I would be glad to hear about your experience on this topic
I have two requests:
1). Ports:
Could you elaborate on the port assignments? Is 8084 the default port for everything? What are other ports that are used? (e.g. for DICOM communications.) What web server is Orthanc using? (and how to configure SSL for the web server.)
I would also like to make is for Orthanc to implement User Access Control (roles, user, group) and to implement Audit Control (track access to patient, study). As it stores DICOM images, Orthanc Server should act as a Security Node. IHE Security and Privacy would be good model. […] I think you should put high priority on User Access Control and Audit Control, as once they are implemented, Orthanc will find more users who will be comfortable to use it in more ‘enterprise’ and clinical environments.
You currently have 2 options to implement security or to monitor access:
Create your own Web application above the REST API of Orthanc.
Implement a “security plugin” to Orthanc. The trick is to override the entire default REST API of Orthanc by a single REST callback that would implement access control&monitoring, and that would forward the call to the default REST API of Orthanc if access is granted.

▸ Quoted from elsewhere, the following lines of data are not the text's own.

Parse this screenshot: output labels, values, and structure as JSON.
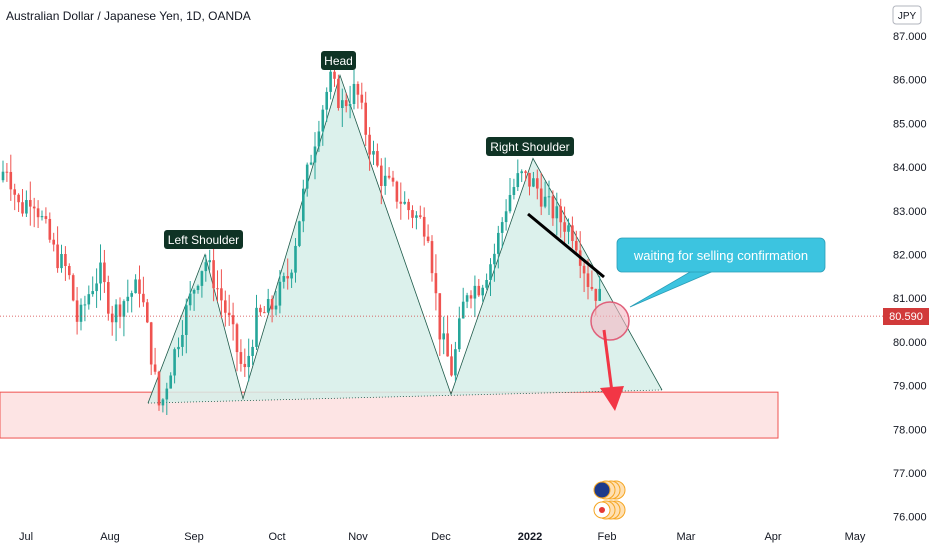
{
  "title": "Australian Dollar / Japanese Yen, 1D, OANDA",
  "currency_badge": "JPY",
  "last_price": "80.590",
  "colors": {
    "up": "#26a69a",
    "down": "#ef5350",
    "zone": "#f5c6cb",
    "pattern": "#d6efe9",
    "callout": "#3cc4e0",
    "price_tag": "#d13a3a",
    "dark_tag": "#0f3325"
  },
  "annotations": {
    "head": "Head",
    "left_shoulder": "Left Shoulder",
    "right_shoulder": "Right Shoulder",
    "callout": "waiting for selling confirmation"
  },
  "chart_data": {
    "type": "candlestick",
    "title": "Australian Dollar / Japanese Yen, 1D, OANDA",
    "y_axis_side": "right",
    "ylim": [
      75.8,
      87.4
    ],
    "y_ticks": [
      "87.000",
      "86.000",
      "85.000",
      "84.000",
      "83.000",
      "82.000",
      "81.000",
      "80.000",
      "79.000",
      "78.000",
      "77.000",
      "76.000"
    ],
    "x_ticks": [
      {
        "label": "Jul",
        "bold": false
      },
      {
        "label": "Aug",
        "bold": false
      },
      {
        "label": "Sep",
        "bold": false
      },
      {
        "label": "Oct",
        "bold": false
      },
      {
        "label": "Nov",
        "bold": false
      },
      {
        "label": "Dec",
        "bold": false
      },
      {
        "label": "2022",
        "bold": true
      },
      {
        "label": "Feb",
        "bold": false
      },
      {
        "label": "Mar",
        "bold": false
      },
      {
        "label": "Apr",
        "bold": false
      },
      {
        "label": "May",
        "bold": false
      }
    ],
    "support_zone": [
      77.8,
      78.85
    ],
    "pattern_points": [
      {
        "label": "start",
        "price": 78.6
      },
      {
        "label": "left-shoulder",
        "price": 82.0
      },
      {
        "label": "trough-1",
        "price": 78.7
      },
      {
        "label": "head",
        "price": 86.1
      },
      {
        "label": "trough-2",
        "price": 78.8
      },
      {
        "label": "right-shoulder",
        "price": 84.2
      },
      {
        "label": "end",
        "price": 78.9
      }
    ],
    "last_price": 80.59,
    "anchors": [
      {
        "x": 0,
        "p": 83.7
      },
      {
        "x": 6,
        "p": 84.1
      },
      {
        "x": 20,
        "p": 83.0
      },
      {
        "x": 32,
        "p": 83.4
      },
      {
        "x": 45,
        "p": 82.6
      },
      {
        "x": 55,
        "p": 82.0
      },
      {
        "x": 68,
        "p": 81.6
      },
      {
        "x": 78,
        "p": 80.4
      },
      {
        "x": 90,
        "p": 81.2
      },
      {
        "x": 100,
        "p": 81.6
      },
      {
        "x": 112,
        "p": 80.6
      },
      {
        "x": 125,
        "p": 81.0
      },
      {
        "x": 140,
        "p": 81.3
      },
      {
        "x": 152,
        "p": 79.6
      },
      {
        "x": 160,
        "p": 78.4
      },
      {
        "x": 168,
        "p": 79.2
      },
      {
        "x": 182,
        "p": 80.4
      },
      {
        "x": 196,
        "p": 81.4
      },
      {
        "x": 205,
        "p": 81.9
      },
      {
        "x": 218,
        "p": 81.2
      },
      {
        "x": 230,
        "p": 80.4
      },
      {
        "x": 244,
        "p": 79.2
      },
      {
        "x": 256,
        "p": 80.5
      },
      {
        "x": 272,
        "p": 80.8
      },
      {
        "x": 290,
        "p": 81.6
      },
      {
        "x": 305,
        "p": 83.6
      },
      {
        "x": 318,
        "p": 85.0
      },
      {
        "x": 330,
        "p": 86.0
      },
      {
        "x": 342,
        "p": 85.4
      },
      {
        "x": 356,
        "p": 85.8
      },
      {
        "x": 368,
        "p": 84.6
      },
      {
        "x": 380,
        "p": 83.8
      },
      {
        "x": 395,
        "p": 83.4
      },
      {
        "x": 410,
        "p": 83.0
      },
      {
        "x": 428,
        "p": 82.6
      },
      {
        "x": 440,
        "p": 80.2
      },
      {
        "x": 452,
        "p": 79.3
      },
      {
        "x": 466,
        "p": 81.2
      },
      {
        "x": 480,
        "p": 81.3
      },
      {
        "x": 494,
        "p": 82.0
      },
      {
        "x": 508,
        "p": 83.3
      },
      {
        "x": 520,
        "p": 83.8
      },
      {
        "x": 535,
        "p": 83.6
      },
      {
        "x": 548,
        "p": 83.1
      },
      {
        "x": 560,
        "p": 82.8
      },
      {
        "x": 574,
        "p": 82.5
      },
      {
        "x": 588,
        "p": 81.4
      },
      {
        "x": 600,
        "p": 81.0
      }
    ]
  }
}
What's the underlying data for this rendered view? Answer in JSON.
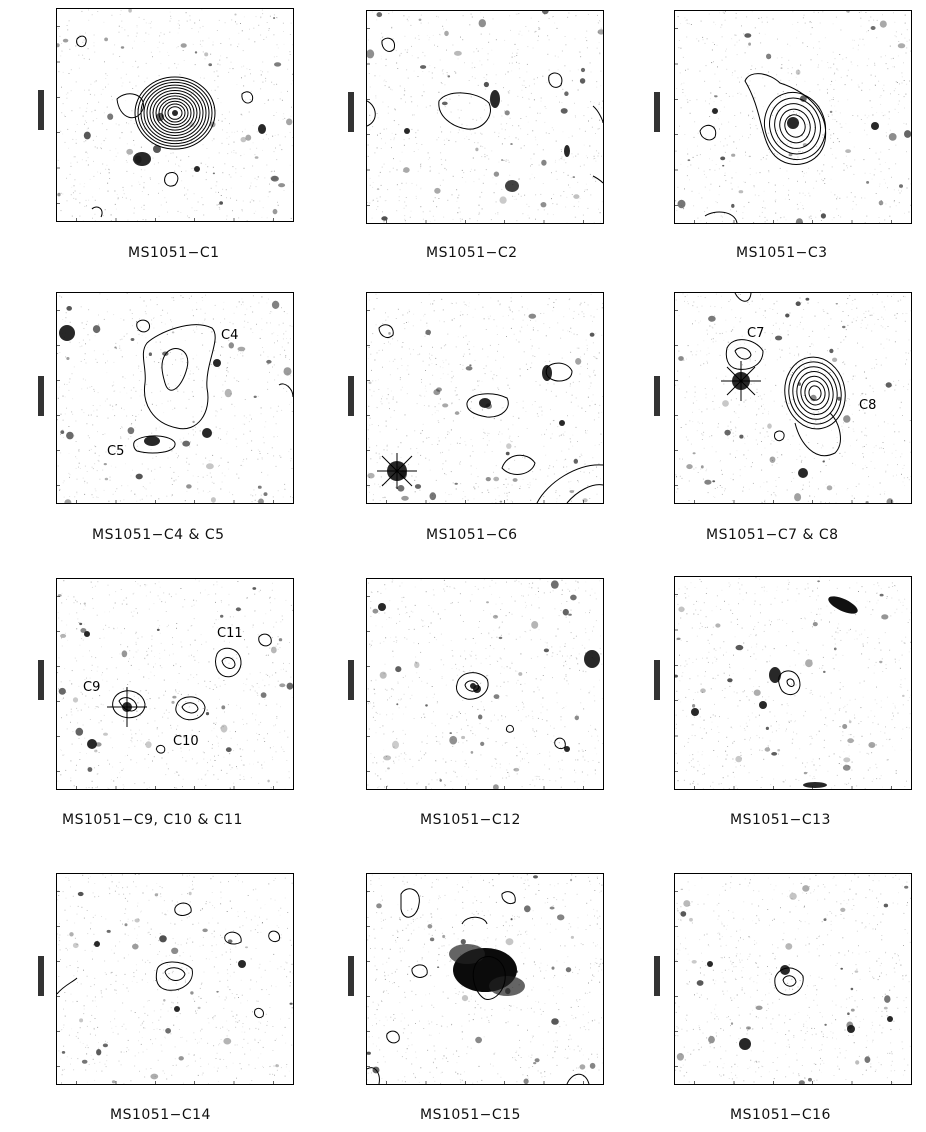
{
  "figure": {
    "panels": [
      {
        "id": "p1",
        "caption": "MS1051−C1",
        "labels": []
      },
      {
        "id": "p2",
        "caption": "MS1051−C2",
        "labels": []
      },
      {
        "id": "p3",
        "caption": "MS1051−C3",
        "labels": []
      },
      {
        "id": "p4",
        "caption": "MS1051−C4 & C5",
        "labels": [
          "C4",
          "C5"
        ]
      },
      {
        "id": "p5",
        "caption": "MS1051−C6",
        "labels": []
      },
      {
        "id": "p6",
        "caption": "MS1051−C7 & C8",
        "labels": [
          "C7",
          "C8"
        ]
      },
      {
        "id": "p7",
        "caption": "MS1051−C9, C10 & C11",
        "labels": [
          "C11",
          "C9",
          "C10"
        ]
      },
      {
        "id": "p8",
        "caption": "MS1051−C12",
        "labels": []
      },
      {
        "id": "p9",
        "caption": "MS1051−C13",
        "labels": []
      },
      {
        "id": "p10",
        "caption": "MS1051−C14",
        "labels": []
      },
      {
        "id": "p11",
        "caption": "MS1051−C15",
        "labels": []
      },
      {
        "id": "p12",
        "caption": "MS1051−C16",
        "labels": []
      }
    ]
  }
}
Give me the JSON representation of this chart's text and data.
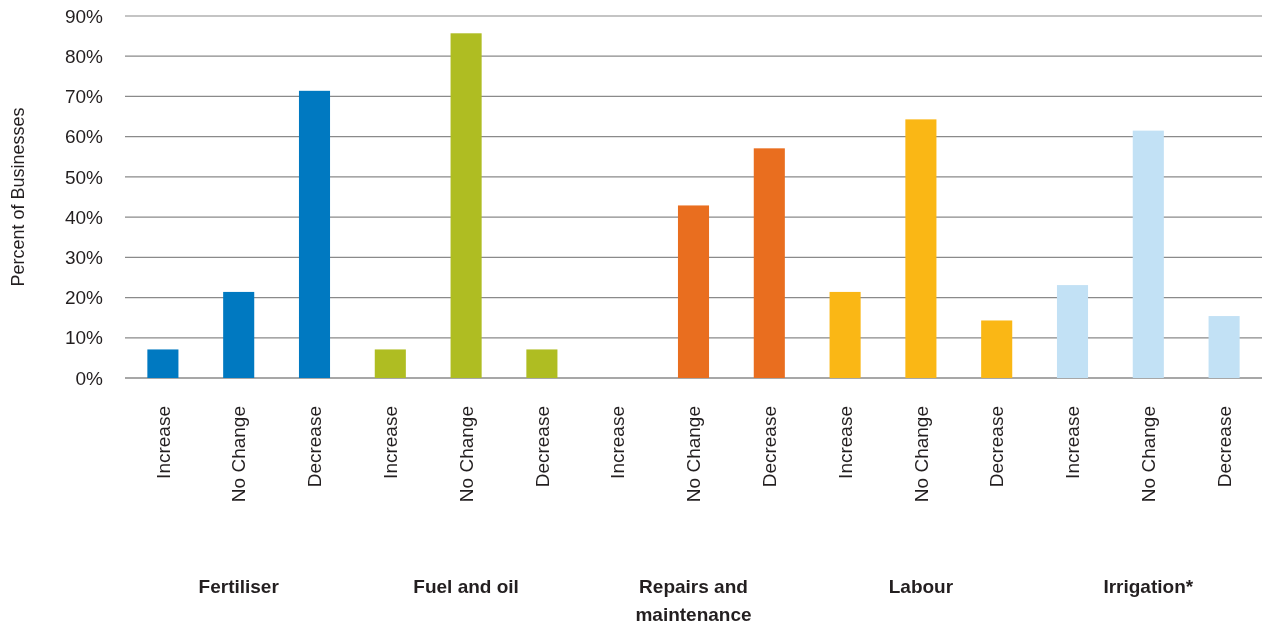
{
  "chart_data": {
    "type": "bar",
    "ylabel": "Percent of Businesses",
    "categories": [
      "Increase",
      "No Change",
      "Decrease",
      "Increase",
      "No Change",
      "Decrease",
      "Increase",
      "No Change",
      "Decrease",
      "Increase",
      "No Change",
      "Decrease",
      "Increase",
      "No Change",
      "Decrease"
    ],
    "series": [
      {
        "color": "#0079c1",
        "values": [
          7.1,
          21.4,
          71.4,
          null,
          null,
          null,
          null,
          null,
          null,
          null,
          null,
          null,
          null,
          null,
          null
        ]
      },
      {
        "color": "#afbd22",
        "values": [
          null,
          null,
          null,
          7.1,
          85.7,
          7.1,
          null,
          null,
          null,
          null,
          null,
          null,
          null,
          null,
          null
        ]
      },
      {
        "color": "#e96e1f",
        "values": [
          null,
          null,
          null,
          null,
          null,
          null,
          0,
          42.9,
          57.1,
          null,
          null,
          null,
          null,
          null,
          null
        ]
      },
      {
        "color": "#fab715",
        "values": [
          null,
          null,
          null,
          null,
          null,
          null,
          null,
          null,
          null,
          21.4,
          64.3,
          14.3,
          null,
          null,
          null
        ]
      },
      {
        "color": "#c2e1f5",
        "values": [
          null,
          null,
          null,
          null,
          null,
          null,
          null,
          null,
          null,
          null,
          null,
          null,
          23.1,
          61.5,
          15.4
        ]
      }
    ],
    "annotations": [
      "Fertiliser",
      "Fuel and oil",
      "Repairs and maintenance",
      "Labour",
      "Irrigation*"
    ],
    "ylim": [
      0,
      90
    ],
    "yticks": [
      {
        "value": 0,
        "label": "0%"
      },
      {
        "value": 10,
        "label": "10%"
      },
      {
        "value": 20,
        "label": "20%"
      },
      {
        "value": 30,
        "label": "30%"
      },
      {
        "value": 40,
        "label": "40%"
      },
      {
        "value": 50,
        "label": "50%"
      },
      {
        "value": 60,
        "label": "60%"
      },
      {
        "value": 70,
        "label": "70%"
      },
      {
        "value": 80,
        "label": "80%"
      },
      {
        "value": 90,
        "label": "90%"
      }
    ],
    "grid": "y"
  }
}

As explained in the other active thread (“Orthanc as a Hospital PACS?”), our initial goal was not to support enterprise environments. But, furthermore, Orthanc was not initially thought of as a front-end component: It is currently designed to work as a back-end DICOM server, with only administrative access.
Once Orthanc supports PostgreSQL, I think we should start a separate “front-end” project (similar to a PACS system) that would provide end users with an interface to the “back-end” project (the Orthanc VNA). User management (e.g. with LDAP) should be a responsibility of the front-end interface, letting Orthanc focus on the DICOM jobs. I think that this would make perfect sense according to the recent “deconstructed PACS” philosophy (cf. http://goo.gl/kJwL82).
Is there a Roadmap / backlog for Orthanc features?
Your post of 9/9/2014 references a sample backend file storage plugin, but that link no longer works, orthanc having moved from Google Code. Is that sample plugin available elsewhere? I have looked on github without success.
I’m interested in maintaining dicom files on Google Cloud Storage (GCS).